Le broyage à billes est encore plus agressif. Il peut transformer la structure poreuse désordonnée du charbon actif en une structure graphitique et y introduire des atomes d'oxygène. Bien que cela puisse améliorer certaines propriétés (comme la pseudocapacité), il modifie fondamentalement l'architecture poreuse initiale.
Cependant, le broyage ultrafin ne détruit pas systématiquement la structure poreuse. Tout repose sur le choix de l'équipement et l'optimisation du procédé. Les méthodes de broyage sans contact, comme le broyage par jet d'air, exploitent les collisions à grande vitesse entre les particules. Elles évitent le contact direct entre les composants mécaniques et le matériau, minimisant ainsi la contamination et les dommages structurels. Dans un projet de carbone poreux en Corée du Sud, le broyage par jet d'air a permis d'obtenir des particules ultrafines inférieures à 5 μm, préservant plus de 95 % de la structure poreuse. L'oxydation à haute température a également été évitée, grâce à l'effet Joule-Thomson lors de la détente des gaz. Cet effet maintient la chambre de broyage à basse température, prévenant ainsi l'oxydation et les dommages à la structure du carbone. Par conséquent, l'impact du broyage ultrafin sur la structure poreuse dépend de la méthode utilisée. Les approches mécaniques conventionnelles sont plus destructives. Les technologies de jet d'air ou de classification avancées permettent un traitement relativement « non destructif ».

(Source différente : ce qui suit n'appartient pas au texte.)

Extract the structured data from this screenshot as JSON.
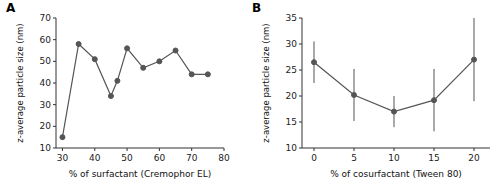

Principes de Broyeurs à classificateur d'air et leurs avantages « non destructifs » dans le traitement du carbone poreux

Un broyeur à classification pneumatique intègre le broyage et le classement granulométrique dans un seul système et est largement utilisé pour les matériaux ultrafins de faible densité tels que le noir de carbone et le carbone poreux. Son principe repose sur le broyage par impact d'éléments rotatifs (marteaux ou lames), combiné à un classificateur pneumatique dynamique interne qui sépare les particules selon leur taille. Les particules surdimensionnées sont renvoyées dans la zone de broyage pour un traitement ultérieur, tandis que les particules fines conformes sont évacuées. Cette conception en circuit fermé évite le surbroyage et garantit une distribution granulométrique étroite.
Dans le traitement « non destructif » du carbone poreux, les broyeurs classificateurs sont particulièrement performants. Prenons l'exemple du broyeur classificateur à air Mikro e-ACM, spécialement conçu pour le noir de carbone. Sa géométrie interne et ses composants sont modifiés, et des matériaux en céramique ou en carbure de tungstène sont utilisés pour réduire la contamination. Contrairement aux broyeurs ACM classiques, il est doté d'un système de recyclage externe des particules grossières : les particules surdimensionnées sont évacuées du broyeur puis renvoyées dans la chambre de broyage. Ceci évite la recirculation interne susceptible d'entraîner la flottation des particules et des collisions excessives. Cette conception est particulièrement adaptée au carbone poreux de faible densité, car elle empêche les particules de flotter ou de s'accumuler dans la zone de classification. Les produits sont entraînés par un flux d'air de refroidissement, de transport et de classification, avec des vitesses périphériques pouvant atteindre 140 m/s, permettant d'obtenir une finesse de d97 = 10 µm tout en maintenant une faible granulométrie.
Ce mécanisme « non destructif » se reflète sous plusieurs aspects :
- Protection structurelle : Le recyclage externe réduit le temps de séjour des particules dans la chambre de broyage, évitant ainsi les impacts répétés susceptibles d'endommager les pores. Comparée aux violents chocs du broyage à billes, la séparation par air dans les broyeurs classificateurs est plus douce, préservant la capacité d'adsorption et la conductivité électrique.
- Contrôle de pureté : Le fonctionnement sans support élimine la contamination, ce qui le rend adapté au carbone poreux de haute pureté utilisé dans les batteries ou pour l'adsorption environnementale.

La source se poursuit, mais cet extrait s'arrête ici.